Minister of Finance
- Incumbent
- Assumed office May 2026

Personal details
- Born: Michael B. Halkitis 1 February 1969 (age 57) Nassau, The Bahamas
- Party: Progressive Liberal Party
- Alma mater: University of Western Ontario
- Occupation: Politician, Finance Executive

= Michael Halkitis =

Bahamian politician (born 1969)

Michael B. Halkitis (born 1 February 1969) is a Bahamian politician from the Progressive Liberal Party (PLP). Since the May 2026 General Election he was appointed as Minister of Finance. He was Minister of Economic Affairs from September 2021 to May 2026. He has served in both the House of Assembly and Senate of the Bahamas.

==Early life==
Halkitis was born on 1 February 1969 in Nassau, The Bahamas. He went to school on Cat Island and Nassau and subsequently attended St. Augustine's College. Halkitis then attend the College of the Bahamas. He subsequently obtained a Bachelor of Arts degree in economics from the University of Western Ontario in 1991. He later worked as chief financial officer.

==Political career==
During the 2002 Bahamian general election Halkitis was elected to the House of Assembly for Adelaide Constituency defeating the then long time area MP Frank Watson who was the Deputy Prime Minister of the Bahamas. In 2007 he was appointed to the Senate. During the 2012 Bahamian general election he was once more elected to the House of Assembly, this time for Golden Isles Constituency. He was also appointed Minister of State for Finance. On 20 September 2021 Halkitis was sworn in as the Senate Government Leader and Minister of Economic Affairs in the cabinet of Prime Minister Philip Davis.
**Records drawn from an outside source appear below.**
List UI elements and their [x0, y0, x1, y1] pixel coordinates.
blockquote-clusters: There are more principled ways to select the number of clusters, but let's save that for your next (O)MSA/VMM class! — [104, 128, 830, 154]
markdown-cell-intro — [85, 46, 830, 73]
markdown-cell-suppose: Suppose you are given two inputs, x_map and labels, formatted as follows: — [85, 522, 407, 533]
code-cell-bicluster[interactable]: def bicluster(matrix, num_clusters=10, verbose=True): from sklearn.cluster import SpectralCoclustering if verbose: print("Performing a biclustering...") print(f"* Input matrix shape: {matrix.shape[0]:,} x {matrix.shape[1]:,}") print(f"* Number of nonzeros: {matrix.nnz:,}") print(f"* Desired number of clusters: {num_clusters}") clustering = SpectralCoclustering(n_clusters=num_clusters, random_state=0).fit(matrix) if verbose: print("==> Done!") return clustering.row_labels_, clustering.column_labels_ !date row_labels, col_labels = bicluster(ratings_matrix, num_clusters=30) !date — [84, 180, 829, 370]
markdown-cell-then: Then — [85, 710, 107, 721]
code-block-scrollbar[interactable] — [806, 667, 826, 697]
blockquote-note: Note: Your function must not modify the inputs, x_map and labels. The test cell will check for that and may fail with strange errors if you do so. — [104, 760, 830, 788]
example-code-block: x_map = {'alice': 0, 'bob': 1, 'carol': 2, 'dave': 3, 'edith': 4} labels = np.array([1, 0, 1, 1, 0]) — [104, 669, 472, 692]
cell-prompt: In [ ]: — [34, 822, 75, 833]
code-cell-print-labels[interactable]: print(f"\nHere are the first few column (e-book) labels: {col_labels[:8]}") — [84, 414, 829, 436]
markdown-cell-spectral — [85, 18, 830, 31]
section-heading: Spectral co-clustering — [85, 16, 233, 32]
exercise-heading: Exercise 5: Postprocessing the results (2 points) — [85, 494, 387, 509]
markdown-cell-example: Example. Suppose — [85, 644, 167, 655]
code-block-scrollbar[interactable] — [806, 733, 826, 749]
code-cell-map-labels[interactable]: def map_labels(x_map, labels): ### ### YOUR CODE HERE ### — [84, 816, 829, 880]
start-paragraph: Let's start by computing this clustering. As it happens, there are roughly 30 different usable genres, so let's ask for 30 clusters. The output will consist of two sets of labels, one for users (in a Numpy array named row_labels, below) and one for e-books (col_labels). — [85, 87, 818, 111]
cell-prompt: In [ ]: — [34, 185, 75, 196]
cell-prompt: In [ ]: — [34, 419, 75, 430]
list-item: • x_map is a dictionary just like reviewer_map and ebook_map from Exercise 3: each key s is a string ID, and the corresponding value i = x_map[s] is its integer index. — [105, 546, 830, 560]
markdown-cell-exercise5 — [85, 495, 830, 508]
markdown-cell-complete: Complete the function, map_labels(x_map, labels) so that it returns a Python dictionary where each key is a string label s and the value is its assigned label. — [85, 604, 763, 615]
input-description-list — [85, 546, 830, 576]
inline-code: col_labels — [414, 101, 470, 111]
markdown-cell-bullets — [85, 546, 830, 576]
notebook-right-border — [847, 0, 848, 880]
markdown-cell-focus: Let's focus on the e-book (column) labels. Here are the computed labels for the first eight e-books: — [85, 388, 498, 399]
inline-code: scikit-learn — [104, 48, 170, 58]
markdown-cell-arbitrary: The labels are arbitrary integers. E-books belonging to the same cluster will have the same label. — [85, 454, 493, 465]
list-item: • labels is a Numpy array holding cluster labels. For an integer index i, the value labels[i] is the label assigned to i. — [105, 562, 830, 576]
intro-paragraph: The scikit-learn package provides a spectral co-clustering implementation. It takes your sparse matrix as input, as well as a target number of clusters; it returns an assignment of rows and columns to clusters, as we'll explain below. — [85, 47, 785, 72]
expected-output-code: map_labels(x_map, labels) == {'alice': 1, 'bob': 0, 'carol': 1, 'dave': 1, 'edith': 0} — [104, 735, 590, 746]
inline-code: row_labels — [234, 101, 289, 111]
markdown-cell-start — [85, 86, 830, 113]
In November 2021, in response to the Bahamas being given a lower crediting rating by S&P Global Ratings Halkitis stated that the Bahamas was suffering from the impact of Hurricane Dorian, the COVID-19 pandemic in the Bahamas and a lack of fiscal reforms and debt management by the previous administration.

In November 2023 he announced inflation was a serious concern for the Bahamian government and looked into options for the government to impact the cost of living.

In the 2026 Bahamian general election, he became Minister of Finance and won his seat as PLP Member of Parliament for St. Barnabas.